Tara laughed through the crying. It came out wet and slightly broken.

"So it's a bad joke," she said.

"More or less."

She wiped her face with the back of her hand. "You said you had a secret to show me."

"I do. But I want to ask first whether you're ready for it, because it involves using the skill."

Tara looked at him with considerable suspicion.

"Before anything else," she said, "what is that thing standing behind you? The one with the masks and the sword. What is it."

"I'm not completely certain," Ren said. "But based on what I now know, my best guess is." He said the name.

The name came out of his mouth as three syllables, but what Tara heard was not three syllables. What Tara heard was a sound that her brain translated into three syllables after the fact, because the actual sound occupied a frequency that human hearing was not designed for and the brain was filling in the gap.

Blood ran from her left ear. Then her right. Then from the corner of her left eye.

"STOP. STOP. STOP."

"Ah. Sorry." He reached for the surgical kit. "I thought the integration might have given you some tolerance."

Tara pressed her sleeve to her ear. "It did not."

"Fair enough."

She sat for a moment. The blood stopped. She looked at the wall and then at him and then at the wall again.

"Doctor," she said. "I don't think I'm ready to know the secret yet."

"That's fine."

"I want to go home now."

"Of course. Come back if anything changes. If you feel anything unusual, any pressure behind the eyes, any sounds that don't have a source, contact me immediately." He took out his phone and sent her his number. "And make sure you take time. The integration will settle over the next few days."

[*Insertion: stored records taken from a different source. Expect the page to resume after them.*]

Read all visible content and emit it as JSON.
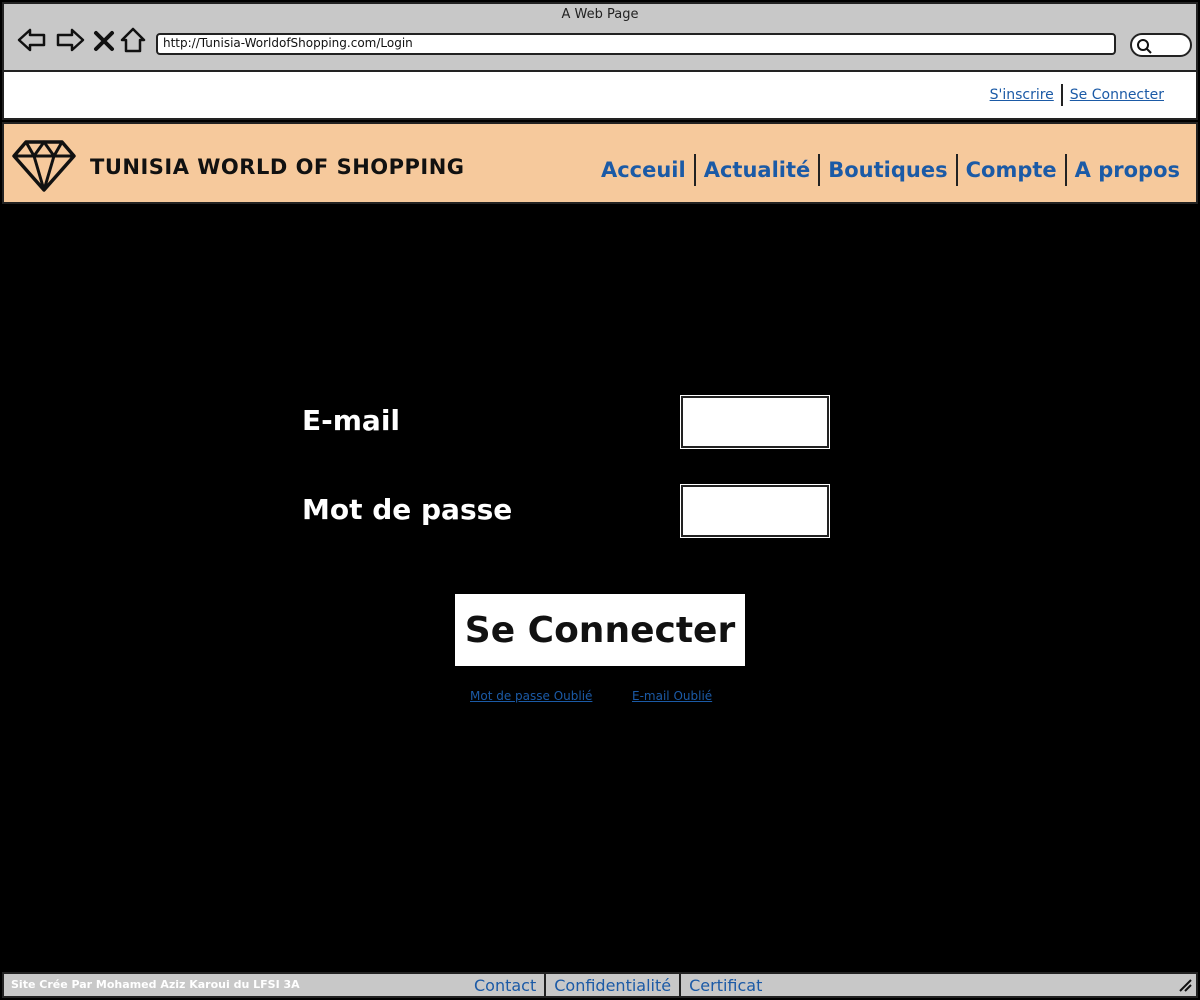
{
  "browser": {
    "window_title": "A Web Page",
    "url": "http://Tunisia-WorldofShopping.com/Login"
  },
  "authbar": {
    "signup_label": "S'inscrire",
    "login_label": "Se Connecter"
  },
  "header": {
    "site_title": "TUNISIA WORLD OF SHOPPING",
    "nav": [
      "Acceuil",
      "Actualité",
      "Boutiques",
      "Compte",
      "A propos"
    ]
  },
  "login": {
    "email_label": "E-mail",
    "password_label": "Mot de passe",
    "email_value": "",
    "password_value": "",
    "submit_label": "Se Connecter",
    "forgot_password": "Mot de passe Oublié",
    "forgot_email": "E-mail Oublié"
  },
  "footer": {
    "credit": "Site Crée Par Mohamed Aziz Karoui du LFSI 3A",
    "links": [
      "Contact",
      "Confidentialité",
      "Certificat"
    ]
  },
  "colors": {
    "header_bg": "#f6c99c",
    "link": "#1b5aa6",
    "page_bg": "#000000",
    "chrome": "#c8c8c8"
  }
}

"Okay." Tara slid off the wall and found her feet. She picked up her hat from the chair where she'd left it. Then she stopped.

"Thank you, Doctor," she said. "I mean it. This is the first morning in four months that I can get dressed without it taking thirty minutes."

"You're welcome."

She walked to the door. She had her hand on the frame when he spoke.

"One more thing."

She turned.

"Don't look up at the sky."

Tara looked at him for a long moment.

Then she walked out.

In the clinic, Ren sat on the edge of the empty operating table with the closed box of heads on the shelf and the figure still standing behind him, its five blank masks quiet and present in the room, and thought about the eye in the sky and what it meant that a C-rank hunter and an astronaut could now see both.

Well, he thought. I have some things to think about.